Below are my notes for provisioning an R server using AWS’ Linux 2 AMI. These notes captured my installation process during the week of 23 July 2018.
My goal for this document is to list the various reference points where you can find the step-by-step setup instructions for this provisioning task. This post will also comment on the obstacles I had run into during the provisioning, and what I needed to do to get past those obstacles.
You can find the installation and configuration notes here on the website.
- AWS: Amazon Web Services
- VPC: Virtual Private Cloud
- EC2: Elastic Compute Cloud
- IAM: Identity and Access Management
- AMI: Amazon Machine Image
- DLAMI-DG: Deep Learning AMI Developer Guide
Needed to find workable configurations for modeling machine learning problems by exploring the use of AWS Ec2 instances. The source code language was in R and contained in an RMD script format.
The baseline performance was defined by running the Python script on a Dell Latitude E7450 with Intel i7-5600U CPU at 2.60GHz, 16GB RAM, and Windows 10. While this can be a decent configuration for ML modeling, occasionally we may need a system with larger memory capacity or more CPUs for the tasks at hand.
Background and Prerequisite Information
The following tools and assumptions were present prior to the provisioning of the cloud instance.
- AWS Console with the necessary rights and configuration elements to launch an instance.
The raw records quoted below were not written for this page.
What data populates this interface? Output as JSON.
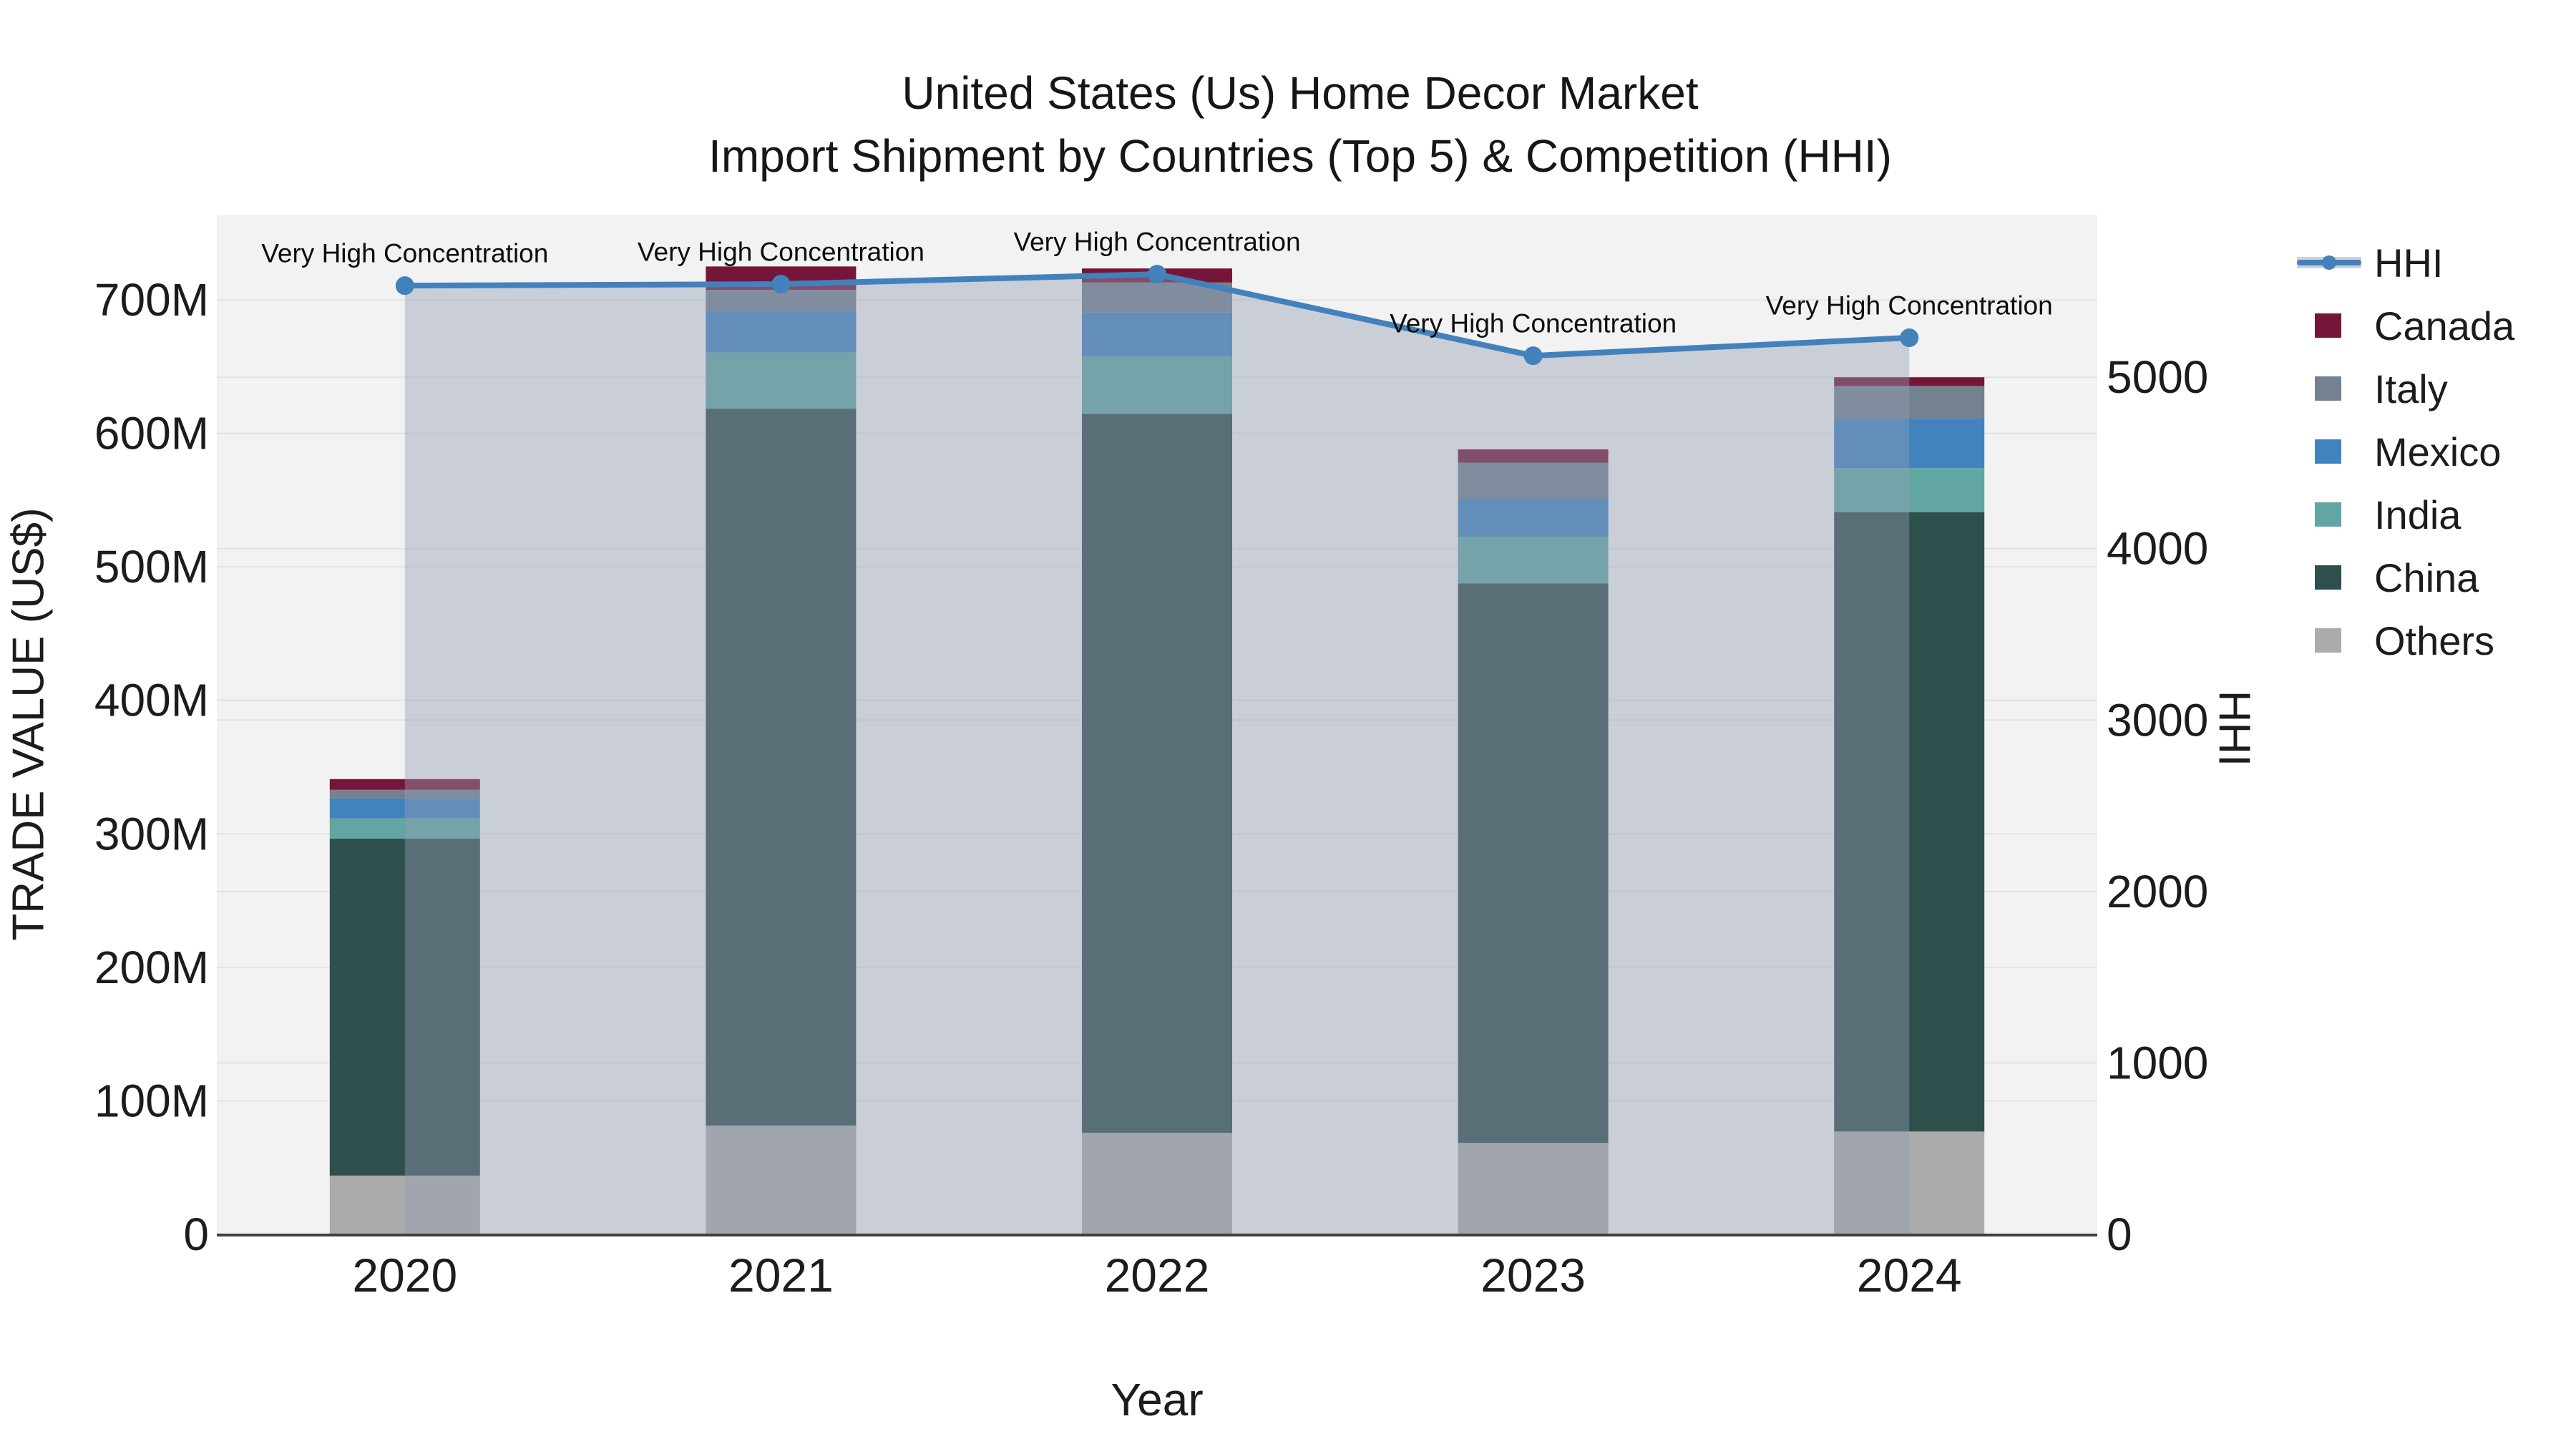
{
  "title": {
    "line1": "United States (Us) Home Decor Market",
    "line2": "Import Shipment by Countries (Top 5) & Competition (HHI)"
  },
  "axes": {
    "x_title": "Year",
    "y_left_title": "TRADE VALUE (US$)",
    "y_right_title": "HHI",
    "y_left_tick_labels": [
      "0",
      "100M",
      "200M",
      "300M",
      "400M",
      "500M",
      "600M",
      "700M"
    ],
    "y_right_tick_labels": [
      "0",
      "1000",
      "2000",
      "3000",
      "4000",
      "5000"
    ]
  },
  "legend": {
    "items": [
      {
        "label": "HHI",
        "type": "line",
        "color": "#4381bd"
      },
      {
        "label": "Canada",
        "type": "swatch",
        "color": "#76153a"
      },
      {
        "label": "Italy",
        "type": "swatch",
        "color": "#74818f"
      },
      {
        "label": "Mexico",
        "type": "swatch",
        "color": "#4283bf"
      },
      {
        "label": "India",
        "type": "swatch",
        "color": "#62a6a3"
      },
      {
        "label": "China",
        "type": "swatch",
        "color": "#2f4f4d"
      },
      {
        "label": "Others",
        "type": "swatch",
        "color": "#ababab"
      }
    ]
  },
  "chart_data": {
    "type": "combo: stacked bar (left axis) + line with markers (right axis)",
    "title": "United States (Us) Home Decor Market — Import Shipment by Countries (Top 5) & Competition (HHI)",
    "categories": [
      "2020",
      "2021",
      "2022",
      "2023",
      "2024"
    ],
    "bar_value_unit": "US$ millions",
    "series": [
      {
        "name": "Others",
        "color": "#ababab",
        "values": [
          44,
          81.5,
          76,
          68.5,
          77
        ]
      },
      {
        "name": "China",
        "color": "#2f4f4d",
        "values": [
          252.5,
          537,
          538.5,
          419,
          464
        ]
      },
      {
        "name": "India",
        "color": "#62a6a3",
        "values": [
          15,
          42,
          43.5,
          35,
          33
        ]
      },
      {
        "name": "Mexico",
        "color": "#4283bf",
        "values": [
          15,
          31,
          32.5,
          28.5,
          37
        ]
      },
      {
        "name": "Italy",
        "color": "#74818f",
        "values": [
          6.5,
          16,
          22.5,
          27,
          24.5
        ]
      },
      {
        "name": "Canada",
        "color": "#76153a",
        "values": [
          8,
          17.5,
          10.5,
          10,
          6.5
        ]
      }
    ],
    "bar_totals": [
      341,
      725,
      723.5,
      588,
      642
    ],
    "line_series": {
      "name": "HHI",
      "color": "#4381bd",
      "values": [
        5534,
        5543,
        5601,
        5125,
        5230
      ],
      "fill_under_color": "rgba(145,158,178,0.42)"
    },
    "annotations": [
      {
        "text": "Very High Concentration",
        "category": "2020"
      },
      {
        "text": "Very High Concentration",
        "category": "2021"
      },
      {
        "text": "Very High Concentration",
        "category": "2022"
      },
      {
        "text": "Very High Concentration",
        "category": "2023"
      },
      {
        "text": "Very High Concentration",
        "category": "2024"
      }
    ],
    "y_left": {
      "label": "TRADE VALUE (US$)",
      "range": [
        0,
        763.8
      ]
    },
    "y_right": {
      "label": "HHI",
      "range": [
        0,
        5948
      ]
    },
    "xlabel": "Year",
    "grid": true,
    "legend_position": "right",
    "plot_bg": "#f2f2f2",
    "gridline_color": "#e3e3e3",
    "axisline_color": "#3f3f3f"
  }
}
I had configured a VPC subnet, an IAM role, a security group, and a key pair for setting up the instance.
- AWS Deep Learning AMI Developer Guide, released June 6, 2018
- Web browsers
AWS Configuration Notes
AMI: I performed the following steps using Amazon Linux 2 AMI with an m5.large general-purpose instance.
VPC: This exercise requires only a subnet that is accessible via the Internet.
Security Group: I configured the security group to allow only TCP ports 22 from any IP address because I had planned to use an SSH tunnel to access the R server.
IAM Role: I assign all my AWS instances to an IAM role by default. For this exercise, an IAM role is not critical.
Key Pair: I attached the instance to an existing key pair. The key pair is necessary to access the instance via the SSH protocol.
Provision an instance with the Amazon Deep Learning AMI
Step 1) Create and launch the instance. I used an m5.large instance as the starting point.
Step 2) Install R base package (R3.4 as of this writing).
$ sudo amazon-linux-extra install R3.4
Step 3) Install R Server with the following commands. Check www.rstudio.org for the latest release of the server.
$ sudo yum install rstudio-server-rhel-1.1.456-x86_64.rpm
Step 4) Configure the client workstation to connect to the R server. I configured my Windows workstation to connect to the R server using an SSH tunnel. The DLAMI-DG document has a write-up on how to do this for Windows, Linux, and MacOS clients (pages 15-20).
See the PuTTY screenshot below for configuring an SSH tunnel.
Step 5) Install Git.
$ sudo yum install -y git
Step 6) Add an user to access the R server.
$ sudo useradd rstudio
$ echo rstudio:rstudio | sudo chpasswd
Step 6) Start a browser on the workstation running the SSH tunnel and point to the URL http://localhost:8787. A login screen should appear.
Step 7) Go to the Terminal tab and run the “git clone” commands to copy my R scripts from GitHub to the cloud server. Locate the R script and run it.
There you have it! A working R server on an AWS cloud instance that you can access via a secured protocol. Now install your favorite packages and let the scripts run.
When compared to a client workstation, the right types of cloud instance can help our modeling effort. For anyone who will be attempting a similar installation, I hope these instructions can help in some way. My next step is to automate the instance creation with a CloudFormation script further. I will write down what I run into and share my findings later.